Dino-Era Mammals Fought With Venom
May 11, 2006— Small prehistoric mammals may have looked like easy pickings for their fearsome contemporaries, but a new study suggests many matched might with venom.
The theory could explain how the fox-sized mammals of the Mesozoic Era 225 to 65 million years ago defended themselves against much larger predators. It also may explain why male platypuses have a fang-like venomous spur on their inside hind legs.
Echidnas — the spiny relatives of the platypus also native to Australia — emerged later but also possess what appears to be a remnant of this spur. But the venom canal found in the platypus appendage is missing in the echidna.
"The echidnas and platypus are relicts of very old stem mammals," said lead author Jørn Hurum, a paleontologist at the University of Oslo, Norway. "All other mammals this primitive are extinct."
The common ancestors of most modern mammals, he explained, "lost the trait when they acquired upright stance on the hind limbs. The more primitive mammals still had the legs more or less sprawling out from the body... . It is a really bad idea to have venomous spurs pointing inwards when your ankles almost meet during walking."
Male platypuses can release poison from their spurs, but their legs are far enough apart that they do not pierce themselves when they walk.
Hurum's team also examined fossils from several prehistoric mammals, including Zhangheotherium, a toothy platypus-like critter, and Sinobaatar, a small herbivore. Fossils from these and other Mesozoic mammals show variations on what could be a venomous spur.
The team's findings are published in the journal Acta Palaeontologica Polonica.
As supporting evidence, Hurum points to a Sinosauropteryx primadinosaur dinosaur fossil dating to 123 million years ago. In its gut are fossils of Zhangheotherium and Sinobaatar. Hurum and others believe the dinosaur was poisoned to death.

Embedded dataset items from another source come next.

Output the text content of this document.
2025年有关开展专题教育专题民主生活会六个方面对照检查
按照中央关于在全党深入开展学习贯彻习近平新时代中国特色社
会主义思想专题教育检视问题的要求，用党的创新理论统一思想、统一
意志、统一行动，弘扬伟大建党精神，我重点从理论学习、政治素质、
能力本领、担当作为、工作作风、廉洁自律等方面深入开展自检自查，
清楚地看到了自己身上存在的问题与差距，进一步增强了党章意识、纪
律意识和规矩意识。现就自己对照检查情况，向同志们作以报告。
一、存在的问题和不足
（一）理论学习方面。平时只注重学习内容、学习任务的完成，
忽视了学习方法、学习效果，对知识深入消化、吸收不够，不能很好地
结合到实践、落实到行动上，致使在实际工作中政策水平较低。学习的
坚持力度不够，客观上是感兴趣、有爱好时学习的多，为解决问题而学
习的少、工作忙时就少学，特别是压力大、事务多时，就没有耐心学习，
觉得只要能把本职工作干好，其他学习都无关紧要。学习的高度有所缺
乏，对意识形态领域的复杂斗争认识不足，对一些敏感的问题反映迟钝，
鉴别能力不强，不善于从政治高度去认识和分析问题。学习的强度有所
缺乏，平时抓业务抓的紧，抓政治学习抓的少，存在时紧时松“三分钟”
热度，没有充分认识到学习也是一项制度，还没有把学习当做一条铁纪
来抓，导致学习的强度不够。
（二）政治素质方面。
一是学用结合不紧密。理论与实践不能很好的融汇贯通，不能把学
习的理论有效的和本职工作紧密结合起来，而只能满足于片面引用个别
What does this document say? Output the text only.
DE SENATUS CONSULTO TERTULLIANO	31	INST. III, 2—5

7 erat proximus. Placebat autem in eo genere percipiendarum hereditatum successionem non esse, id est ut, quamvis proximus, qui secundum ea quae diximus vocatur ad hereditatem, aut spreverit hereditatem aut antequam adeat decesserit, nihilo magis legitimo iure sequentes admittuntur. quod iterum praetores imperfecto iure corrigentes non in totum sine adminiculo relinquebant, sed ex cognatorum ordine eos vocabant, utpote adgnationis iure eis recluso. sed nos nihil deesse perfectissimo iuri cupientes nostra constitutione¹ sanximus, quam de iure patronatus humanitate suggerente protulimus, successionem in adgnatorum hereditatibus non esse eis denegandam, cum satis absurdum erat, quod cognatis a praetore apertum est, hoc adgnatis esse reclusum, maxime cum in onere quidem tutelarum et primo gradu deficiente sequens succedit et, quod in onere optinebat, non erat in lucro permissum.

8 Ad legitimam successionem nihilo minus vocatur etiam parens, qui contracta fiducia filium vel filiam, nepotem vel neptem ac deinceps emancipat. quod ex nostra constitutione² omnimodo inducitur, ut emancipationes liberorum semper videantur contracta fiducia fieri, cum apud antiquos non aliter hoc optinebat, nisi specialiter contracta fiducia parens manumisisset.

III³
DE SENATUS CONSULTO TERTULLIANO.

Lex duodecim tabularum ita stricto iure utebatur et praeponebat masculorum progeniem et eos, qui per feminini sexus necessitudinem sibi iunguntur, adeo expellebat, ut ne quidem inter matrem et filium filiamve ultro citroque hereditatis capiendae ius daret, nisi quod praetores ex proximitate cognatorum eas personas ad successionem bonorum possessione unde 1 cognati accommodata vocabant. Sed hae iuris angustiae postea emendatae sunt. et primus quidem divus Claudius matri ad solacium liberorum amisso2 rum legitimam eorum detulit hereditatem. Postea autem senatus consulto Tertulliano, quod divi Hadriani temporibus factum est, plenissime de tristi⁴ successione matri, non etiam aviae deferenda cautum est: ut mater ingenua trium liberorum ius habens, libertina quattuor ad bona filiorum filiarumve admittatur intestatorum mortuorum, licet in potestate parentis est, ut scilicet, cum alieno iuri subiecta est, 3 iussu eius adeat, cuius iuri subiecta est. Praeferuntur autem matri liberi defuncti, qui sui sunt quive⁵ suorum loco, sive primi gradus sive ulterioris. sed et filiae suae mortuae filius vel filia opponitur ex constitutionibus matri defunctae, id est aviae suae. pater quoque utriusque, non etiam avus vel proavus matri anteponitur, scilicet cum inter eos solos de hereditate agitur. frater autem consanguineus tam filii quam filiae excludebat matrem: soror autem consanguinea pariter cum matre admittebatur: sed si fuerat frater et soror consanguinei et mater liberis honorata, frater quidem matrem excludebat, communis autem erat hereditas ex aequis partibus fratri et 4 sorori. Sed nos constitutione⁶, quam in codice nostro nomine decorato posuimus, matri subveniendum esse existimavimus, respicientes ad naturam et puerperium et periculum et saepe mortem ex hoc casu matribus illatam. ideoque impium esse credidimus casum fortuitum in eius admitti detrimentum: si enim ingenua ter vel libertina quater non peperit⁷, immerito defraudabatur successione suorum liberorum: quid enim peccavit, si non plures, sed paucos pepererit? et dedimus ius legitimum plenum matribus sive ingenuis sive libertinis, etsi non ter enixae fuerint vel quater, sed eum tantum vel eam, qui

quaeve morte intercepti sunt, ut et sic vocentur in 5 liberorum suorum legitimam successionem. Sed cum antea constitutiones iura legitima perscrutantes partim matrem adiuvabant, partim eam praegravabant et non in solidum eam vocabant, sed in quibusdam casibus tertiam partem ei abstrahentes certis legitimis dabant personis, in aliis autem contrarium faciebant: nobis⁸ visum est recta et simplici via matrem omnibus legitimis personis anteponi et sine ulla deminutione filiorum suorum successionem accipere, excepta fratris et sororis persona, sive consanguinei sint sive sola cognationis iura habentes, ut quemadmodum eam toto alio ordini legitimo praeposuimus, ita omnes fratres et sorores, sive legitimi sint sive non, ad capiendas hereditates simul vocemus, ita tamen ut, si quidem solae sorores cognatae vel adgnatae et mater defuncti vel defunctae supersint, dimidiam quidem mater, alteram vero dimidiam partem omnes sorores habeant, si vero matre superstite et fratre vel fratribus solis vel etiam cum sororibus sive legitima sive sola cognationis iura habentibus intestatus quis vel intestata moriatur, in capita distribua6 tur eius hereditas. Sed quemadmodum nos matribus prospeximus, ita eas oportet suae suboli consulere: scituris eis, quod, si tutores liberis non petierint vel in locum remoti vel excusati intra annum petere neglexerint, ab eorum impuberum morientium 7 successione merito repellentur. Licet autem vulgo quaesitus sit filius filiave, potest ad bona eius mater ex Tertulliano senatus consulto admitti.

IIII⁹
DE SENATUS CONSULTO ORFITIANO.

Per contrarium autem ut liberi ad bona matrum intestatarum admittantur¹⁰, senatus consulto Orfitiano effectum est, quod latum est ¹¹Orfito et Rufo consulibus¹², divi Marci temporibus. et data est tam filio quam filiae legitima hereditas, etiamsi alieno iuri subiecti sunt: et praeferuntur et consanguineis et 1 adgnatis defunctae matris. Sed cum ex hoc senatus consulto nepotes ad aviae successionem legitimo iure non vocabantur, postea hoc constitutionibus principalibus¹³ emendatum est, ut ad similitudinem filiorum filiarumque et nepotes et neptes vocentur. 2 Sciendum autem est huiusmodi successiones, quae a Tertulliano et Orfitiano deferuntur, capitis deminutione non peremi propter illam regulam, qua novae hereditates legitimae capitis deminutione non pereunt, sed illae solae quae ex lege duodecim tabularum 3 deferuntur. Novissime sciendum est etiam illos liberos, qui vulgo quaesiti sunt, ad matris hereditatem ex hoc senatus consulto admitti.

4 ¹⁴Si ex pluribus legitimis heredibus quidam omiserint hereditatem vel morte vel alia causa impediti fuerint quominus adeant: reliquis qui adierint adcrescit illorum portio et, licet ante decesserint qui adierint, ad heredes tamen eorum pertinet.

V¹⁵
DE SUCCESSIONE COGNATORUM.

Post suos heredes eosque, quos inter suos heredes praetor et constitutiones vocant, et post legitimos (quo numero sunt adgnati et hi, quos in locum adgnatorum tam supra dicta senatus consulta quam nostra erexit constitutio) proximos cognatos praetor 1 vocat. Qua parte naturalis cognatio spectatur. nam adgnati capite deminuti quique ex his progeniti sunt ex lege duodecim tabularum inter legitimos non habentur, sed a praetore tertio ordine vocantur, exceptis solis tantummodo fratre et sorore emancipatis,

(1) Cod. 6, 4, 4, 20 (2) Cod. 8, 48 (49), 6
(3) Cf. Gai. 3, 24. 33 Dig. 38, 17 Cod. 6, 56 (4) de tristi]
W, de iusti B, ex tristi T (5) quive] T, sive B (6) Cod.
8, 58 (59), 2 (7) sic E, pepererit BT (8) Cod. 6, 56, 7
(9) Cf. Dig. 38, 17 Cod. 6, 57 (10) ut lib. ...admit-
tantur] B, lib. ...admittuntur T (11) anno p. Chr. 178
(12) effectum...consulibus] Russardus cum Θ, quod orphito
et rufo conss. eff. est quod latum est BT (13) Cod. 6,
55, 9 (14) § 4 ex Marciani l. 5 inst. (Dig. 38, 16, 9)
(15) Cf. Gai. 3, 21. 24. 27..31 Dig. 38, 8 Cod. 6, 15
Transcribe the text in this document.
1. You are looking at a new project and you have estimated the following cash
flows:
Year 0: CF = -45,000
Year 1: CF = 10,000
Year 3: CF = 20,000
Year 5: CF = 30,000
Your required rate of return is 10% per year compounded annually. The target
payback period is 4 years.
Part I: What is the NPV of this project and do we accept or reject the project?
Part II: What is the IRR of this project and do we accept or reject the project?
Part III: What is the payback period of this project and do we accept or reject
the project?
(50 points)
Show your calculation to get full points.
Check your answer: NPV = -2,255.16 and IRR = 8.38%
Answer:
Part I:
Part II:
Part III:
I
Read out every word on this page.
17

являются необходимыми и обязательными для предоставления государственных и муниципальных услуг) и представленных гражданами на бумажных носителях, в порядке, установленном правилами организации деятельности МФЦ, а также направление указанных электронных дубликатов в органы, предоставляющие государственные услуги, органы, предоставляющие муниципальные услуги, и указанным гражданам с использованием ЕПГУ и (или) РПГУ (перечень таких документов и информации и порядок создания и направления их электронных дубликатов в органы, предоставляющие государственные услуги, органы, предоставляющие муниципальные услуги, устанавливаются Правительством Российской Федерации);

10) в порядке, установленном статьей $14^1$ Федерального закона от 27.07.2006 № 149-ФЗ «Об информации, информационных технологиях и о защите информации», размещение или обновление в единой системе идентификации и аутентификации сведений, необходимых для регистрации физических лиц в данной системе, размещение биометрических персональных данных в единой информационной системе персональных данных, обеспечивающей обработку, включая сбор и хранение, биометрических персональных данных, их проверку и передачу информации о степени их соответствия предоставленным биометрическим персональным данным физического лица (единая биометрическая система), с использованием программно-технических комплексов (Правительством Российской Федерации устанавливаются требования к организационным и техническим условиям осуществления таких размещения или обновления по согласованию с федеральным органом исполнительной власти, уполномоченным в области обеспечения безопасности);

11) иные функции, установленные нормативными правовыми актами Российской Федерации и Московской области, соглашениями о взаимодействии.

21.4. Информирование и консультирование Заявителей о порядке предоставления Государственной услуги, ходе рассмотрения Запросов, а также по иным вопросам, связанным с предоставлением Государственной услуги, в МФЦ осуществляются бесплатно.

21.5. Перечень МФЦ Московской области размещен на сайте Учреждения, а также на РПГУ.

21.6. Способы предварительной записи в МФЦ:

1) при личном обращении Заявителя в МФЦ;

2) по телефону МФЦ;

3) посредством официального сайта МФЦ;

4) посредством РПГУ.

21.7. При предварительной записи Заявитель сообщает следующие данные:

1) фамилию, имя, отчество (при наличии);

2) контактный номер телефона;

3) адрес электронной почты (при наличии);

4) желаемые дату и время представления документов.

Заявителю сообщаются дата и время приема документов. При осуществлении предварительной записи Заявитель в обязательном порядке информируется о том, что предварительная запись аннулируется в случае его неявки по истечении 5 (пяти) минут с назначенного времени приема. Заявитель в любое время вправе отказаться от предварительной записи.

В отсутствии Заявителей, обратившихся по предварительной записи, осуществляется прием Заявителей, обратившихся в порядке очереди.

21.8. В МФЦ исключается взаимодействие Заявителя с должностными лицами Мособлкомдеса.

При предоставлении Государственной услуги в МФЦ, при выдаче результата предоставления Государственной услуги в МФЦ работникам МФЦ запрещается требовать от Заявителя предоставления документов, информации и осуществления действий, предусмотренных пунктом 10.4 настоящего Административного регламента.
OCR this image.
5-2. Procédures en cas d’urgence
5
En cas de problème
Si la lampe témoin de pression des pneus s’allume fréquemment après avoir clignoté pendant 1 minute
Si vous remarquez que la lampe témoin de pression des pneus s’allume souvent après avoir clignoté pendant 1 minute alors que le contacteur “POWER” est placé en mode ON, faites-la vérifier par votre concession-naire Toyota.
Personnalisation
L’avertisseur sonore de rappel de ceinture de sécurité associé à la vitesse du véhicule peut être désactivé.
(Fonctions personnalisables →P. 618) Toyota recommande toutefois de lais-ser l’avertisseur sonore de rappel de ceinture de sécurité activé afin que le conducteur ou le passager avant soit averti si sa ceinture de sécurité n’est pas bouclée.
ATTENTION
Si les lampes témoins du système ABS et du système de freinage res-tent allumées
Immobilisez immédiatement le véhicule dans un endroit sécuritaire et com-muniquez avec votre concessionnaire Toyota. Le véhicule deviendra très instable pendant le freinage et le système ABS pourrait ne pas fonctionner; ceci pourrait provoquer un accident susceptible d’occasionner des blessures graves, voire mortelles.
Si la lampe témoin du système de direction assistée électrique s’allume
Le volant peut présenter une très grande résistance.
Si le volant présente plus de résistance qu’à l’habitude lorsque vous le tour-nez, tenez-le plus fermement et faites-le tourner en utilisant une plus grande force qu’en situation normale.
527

Hurum speculated on what may have happened when the dino encountered its final meal:
"Sinosauropteryx catches the mammal between its hands, but the [mammal] has an unexpected weapon....The poison glands positioned in the muscles on the inside of the femurs pump its venom through a canal in the hollow spur into the dinosaur flesh... . The dinosaur falls on its side and dies."
Thomas Martin, a professor in the Mammal Section of the Senckenberg Forschungsinstitut natural history museum in Frankfurt, Germany, told Discovery News that the new study sounds "very convincing to me."
Martin explained, "A defensive device like a venomous tarsal spur makes sense in small animals like Mesozoic mammals. We can only speculate why the small-bodied marsupials and placentals lost this structure, but the reason may be that they evolved other strategies for survival, such as spines and the ability to roll up as in hedgehogs, glands that produce bad-smelling secretions (as in skunks), or scales (armadillos)."